Задорно шлёпая пятками по лыжам, как тапками, я раскачивал головой, словно болванчик, напевая нечто невразумительное, но несомненно весёлое под нос себе и лесу. Радость в детстве не ищет повода, потому как он есть у неё всегда. Вкус каждого глотка бытия незабываем, ибо всякий – впервые, любой – интересен и не напрасен. К тому же, пустяшного, зряшного не бывает, и не потому, что его вовсе не существует, но из-за того, что картинка жизни собирается не враз, а постепенно. И то, что почудилось случаем, явило себя закономерностью, сказанное сгоряча обернулось пророчеством. Но всё же, всё же, всё же…
Кто ждёт от ребёнка сурьёза? Он – само счастье, что не в недостатке разумения и опытности, а в умении отдаваться жизни со всею страстью и искренностью. Взрослый, поди, уж и не сумеет так…
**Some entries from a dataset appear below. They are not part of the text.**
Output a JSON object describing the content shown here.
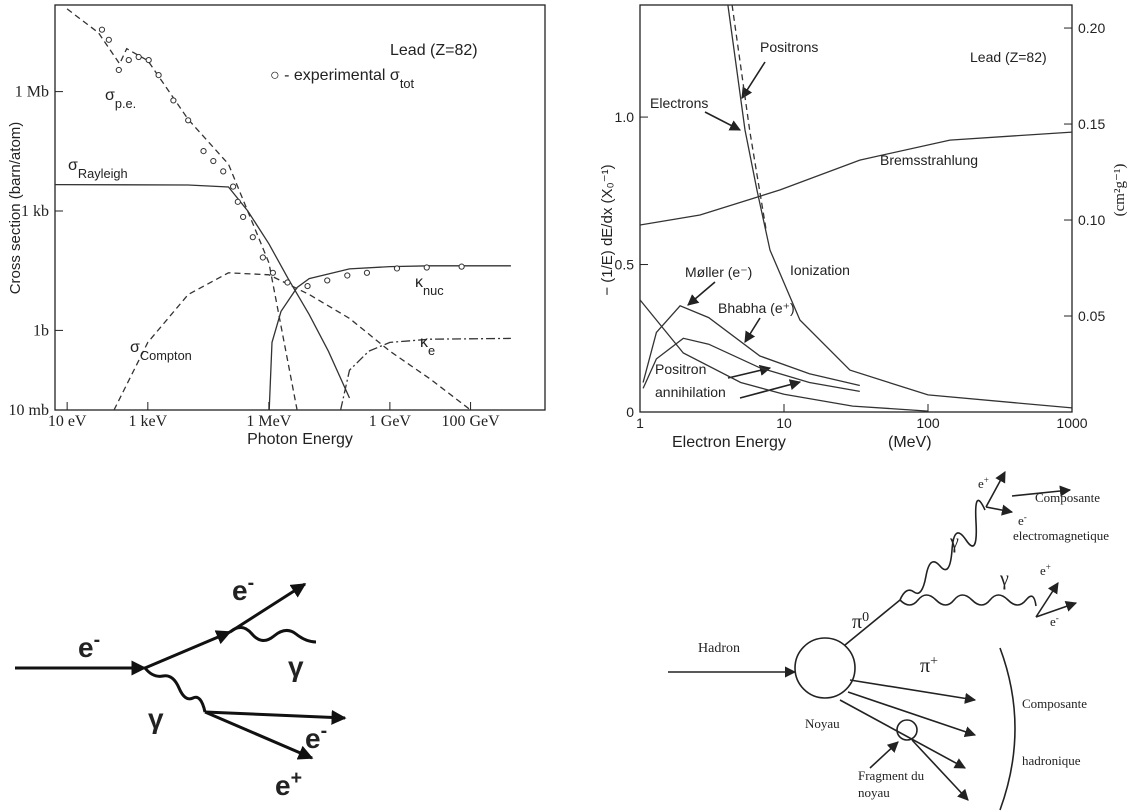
{
  "chart_data": [
    {
      "type": "line",
      "xscale": "log",
      "yscale": "log",
      "xlabel": "Photon Energy",
      "ylabel": "Cross section (barn/atom)",
      "xlim": [
        5,
        7000000000000.0
      ],
      "ylim": [
        0.01,
        150000000.0
      ],
      "xticks": [
        {
          "value": 10,
          "label": "10 eV"
        },
        {
          "value": 1000,
          "label": "1 keV"
        },
        {
          "value": 1000000,
          "label": "1 MeV"
        },
        {
          "value": 1000000000,
          "label": "1 GeV"
        },
        {
          "value": 100000000000,
          "label": "100 GeV"
        }
      ],
      "yticks": [
        {
          "value": 0.01,
          "label": "10 mb"
        },
        {
          "value": 1,
          "label": "1b"
        },
        {
          "value": 1000,
          "label": "1 kb"
        },
        {
          "value": 1000000,
          "label": "1 Mb"
        }
      ],
      "annotations": [
        {
          "text": "Lead (Z=82)"
        },
        {
          "text": "○ - experimental σ",
          "sub": "tot"
        },
        {
          "text": "σ",
          "sub": "p.e."
        },
        {
          "text": "σ",
          "sub": "Rayleigh"
        },
        {
          "text": "σ",
          "sub": "Compton"
        },
        {
          "text": "κ",
          "sub": "nuc"
        },
        {
          "text": "κ",
          "sub": "e"
        }
      ],
      "series": [
        {
          "color": "#333333",
          "dash": "dashed",
          "x": [
            10,
            60,
            200,
            300,
            1000,
            10000,
            100000,
            1000000,
            5000000
          ],
          "values": [
            120000000,
            30000000,
            5000000,
            12000000,
            6000000,
            200000,
            15000,
            50,
            0.01
          ]
        },
        {
          "color": "#333333",
          "dash": "solid",
          "x": [
            5,
            10000,
            100000,
            300000,
            1000000,
            3000000,
            10000000,
            30000000,
            100000000
          ],
          "values": [
            4600,
            4500,
            4000,
            1000,
            150,
            20,
            2.5,
            0.3,
            0.02
          ]
        },
        {
          "color": "#333333",
          "dash": "dashed",
          "x": [
            145,
            1000,
            10000,
            100000,
            1000000,
            10000000,
            100000000,
            1000000000,
            10000000000,
            100000000000
          ],
          "values": [
            0.01,
            0.5,
            8,
            28,
            25,
            8,
            2,
            0.3,
            0.06,
            0.01
          ]
        },
        {
          "color": "#333333",
          "dash": "solid",
          "x": [
            1022000,
            1200000,
            2000000,
            5000000,
            10000000,
            100000000,
            1000000000,
            10000000000,
            1000000000000
          ],
          "values": [
            0.01,
            0.5,
            3,
            12,
            20,
            35,
            40,
            42,
            42
          ]
        },
        {
          "color": "#333333",
          "dash": "dashdot",
          "x": [
            60000000,
            100000000,
            300000000,
            1000000000,
            10000000000,
            1000000000000
          ],
          "values": [
            0.01,
            0.1,
            0.3,
            0.5,
            0.6,
            0.63
          ]
        },
        {
          "color": "#333333",
          "marker": "circle",
          "x": [
            73,
            108,
            191,
            337,
            593,
            1050,
            1850,
            4300,
            10000,
            24000,
            42000,
            74000,
            130000,
            170000,
            230000,
            400000,
            710000,
            1260000,
            2900000,
            9100000,
            28000000,
            88000000,
            270000000,
            1500000000,
            8200000000,
            60000000000
          ],
          "values": [
            36000000,
            20000000,
            3500000,
            6200000,
            7400000,
            6200000,
            2600000,
            600000,
            190000,
            32000,
            18000,
            9900,
            4100,
            1700,
            710,
            220,
            68,
            28,
            16,
            13,
            18,
            24,
            28,
            36,
            38,
            40
          ]
        }
      ]
    },
    {
      "type": "line",
      "xscale": "log",
      "xlabel": "Electron Energy",
      "xunit": "(MeV)",
      "ylabel": "− (1/E) dE/dx  (X₀⁻¹)",
      "y2label": "(cm²g⁻¹)",
      "xlim": [
        1,
        1000
      ],
      "ylim": [
        0,
        1.38
      ],
      "y2lim": [
        0,
        0.212
      ],
      "xticks": [
        1,
        10,
        100,
        1000
      ],
      "yticks": [
        0,
        0.5,
        {
          "value": 1,
          "label": "1.0"
        }
      ],
      "y2ticks": [
        0.05,
        {
          "value": 0.1,
          "label": "0.10"
        },
        0.15,
        {
          "value": 0.2,
          "label": "0.20"
        }
      ],
      "annotations": [
        {
          "text": "Positrons"
        },
        {
          "text": "Electrons"
        },
        {
          "text": "Lead (Z=82)"
        },
        {
          "text": "Bremsstrahlung"
        },
        {
          "text": "Ionization"
        },
        {
          "text": "Møller (e⁻)"
        },
        {
          "text": "Bhabha (e⁺)"
        },
        {
          "text": "Positron"
        },
        {
          "text": "annihilation"
        }
      ],
      "series": [
        {
          "color": "#333333",
          "dash": "solid",
          "x": [
            4.08,
            5.36,
            6.5,
            8,
            12.9,
            28.7,
            100,
            1000
          ],
          "values": [
            1.38,
            0.956,
            0.75,
            0.549,
            0.312,
            0.142,
            0.058,
            0.014
          ]
        },
        {
          "color": "#333333",
          "dash": "dashed",
          "x": [
            4.36,
            5.8,
            7.5
          ],
          "values": [
            1.38,
            0.95,
            0.62
          ]
        },
        {
          "color": "#333333",
          "dash": "solid",
          "x": [
            1,
            2.61,
            9.4,
            33.6,
            142,
            1000
          ],
          "values": [
            0.634,
            0.668,
            0.753,
            0.854,
            0.922,
            0.949
          ]
        },
        {
          "color": "#333333",
          "dash": "solid",
          "x": [
            1.05,
            1.3,
            1.9,
            3,
            6.8,
            15,
            33.6
          ],
          "values": [
            0.1,
            0.27,
            0.36,
            0.32,
            0.19,
            0.13,
            0.09
          ]
        },
        {
          "color": "#333333",
          "dash": "solid",
          "x": [
            1.05,
            1.3,
            2,
            3,
            6.8,
            15,
            33.6
          ],
          "values": [
            0.08,
            0.18,
            0.25,
            0.23,
            0.15,
            0.1,
            0.07
          ]
        },
        {
          "color": "#333333",
          "dash": "solid",
          "x": [
            1,
            2,
            5,
            10,
            30,
            100
          ],
          "values": [
            0.38,
            0.2,
            0.1,
            0.06,
            0.02,
            0.003
          ]
        }
      ]
    }
  ],
  "diagram_left": {
    "labels": [
      {
        "text": "e",
        "sup": "-"
      },
      {
        "text": "e",
        "sup": "-"
      },
      {
        "text": "γ"
      },
      {
        "text": "γ"
      },
      {
        "text": "e",
        "sup": "-"
      },
      {
        "text": "e",
        "sup": "+"
      }
    ]
  },
  "diagram_right": {
    "labels": [
      {
        "text": "Hadron"
      },
      {
        "text": "Noyau"
      },
      {
        "text": "π",
        "sup": "0"
      },
      {
        "text": "γ"
      },
      {
        "text": "γ"
      },
      {
        "text": "e",
        "sup": "+"
      },
      {
        "text": "e",
        "sup": "-"
      },
      {
        "text": "e",
        "sup": "+"
      },
      {
        "text": "e",
        "sup": "-"
      },
      {
        "text": "Composante"
      },
      {
        "text": "electromagnetique"
      },
      {
        "text": "π",
        "sup": "+"
      },
      {
        "text": "Composante"
      },
      {
        "text": "hadronique"
      },
      {
        "text": "Fragment du"
      },
      {
        "text": "noyau"
      }
    ]
  }
}
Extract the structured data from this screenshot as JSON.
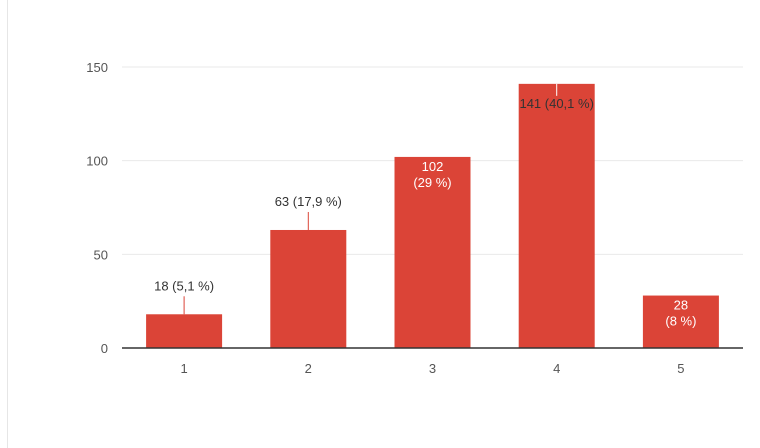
{
  "chart_data": {
    "type": "bar",
    "categories": [
      "1",
      "2",
      "3",
      "4",
      "5"
    ],
    "values": [
      18,
      63,
      102,
      141,
      28
    ],
    "data_labels": [
      [
        "18 (5,1 %)"
      ],
      [
        "63 (17,9 %)"
      ],
      [
        "102",
        "(29 %)"
      ],
      [
        "141 (40,1 %)"
      ],
      [
        "28",
        "(8 %)"
      ]
    ],
    "label_inside": [
      false,
      false,
      true,
      true,
      true
    ],
    "y_ticks": [
      "0",
      "50",
      "100",
      "150"
    ],
    "y_tick_values": [
      0,
      50,
      100,
      150
    ],
    "ylim": [
      0,
      150
    ],
    "grid": true,
    "legend": "none",
    "bar_color": "#db4437",
    "title": "",
    "xlabel": "",
    "ylabel": ""
  }
}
Итак, напевая под ритм попеременного двухшажного32, я сам не заметил, как вышел на лёд. Пологий берег, обняв реку, укрыл её краем снежного одеяла… Было тихо и торжественно, аж до мурашек! Я выдернул ноги из лыж, так как показалось неуместным и пошлым шлёпать пятками по деревяшкам, будто в сенцах. Это как бы если я пришёл в музей в домашнем или исподнем, не умывшись, и не пригладив мокрой расчёской чуб.
Не сразу, но я заметил ущербный лёд прямо посреди реки, и поспешил посмотреть, в чём там дело. Судя по всему, незадолго до моего прихода это место покинули рыбаки. Рядом с прорубью, цветными осколками жизни лежала мелкая рыбёшка, каждая похожая на причудливую сосульку, а сквозь корку льда были видны застывшие в ужасе глаза.
Честное слово, ребёнком я редко плакал, не то, что теперь. Но тогда, под впечатлением от выражения лиц мальков, буквально взвыл, и, рухнув на колени рядом с прорубью, принялся царапать ногтями прихваченную уже морозом воду. Я решил, во что бы то ни стало спасти рыбок, а так как под рукой, кроме лыж, у меня не было ничего, то в дело пошли именно они.
Свободный от наледи участок воды казался очень мал, но и рыбки были ещё детьми. Спеша, я пропихивал их сквозь прореху одну за одной, и едва последняя рыбёшка оказалась в воде, прорубь вновь затянулась льдом. «Зарастёт, как на собаке», – отчего-то вспомнились мне слова деда, сказанные им, когда я рассёк себе бровь о край колодца, засмотревшись на соседскую девчонку.
Покуда стекло льда было ещё тонким и прозрачным, прильнув к нему я подглядывал, как через окошко, за мальками. К счастью, жизнь и радость возвращалась в их глаза скорее, чем отставала шелуха льда. Они стряхивали с себя оцепенение и шепча неслышное порванными губами, исчезали в тёплой глубине. Я не ожидал от рыб благодарности, но всякий взмах хвостом каждой из них воспринимал, как рукопожатие.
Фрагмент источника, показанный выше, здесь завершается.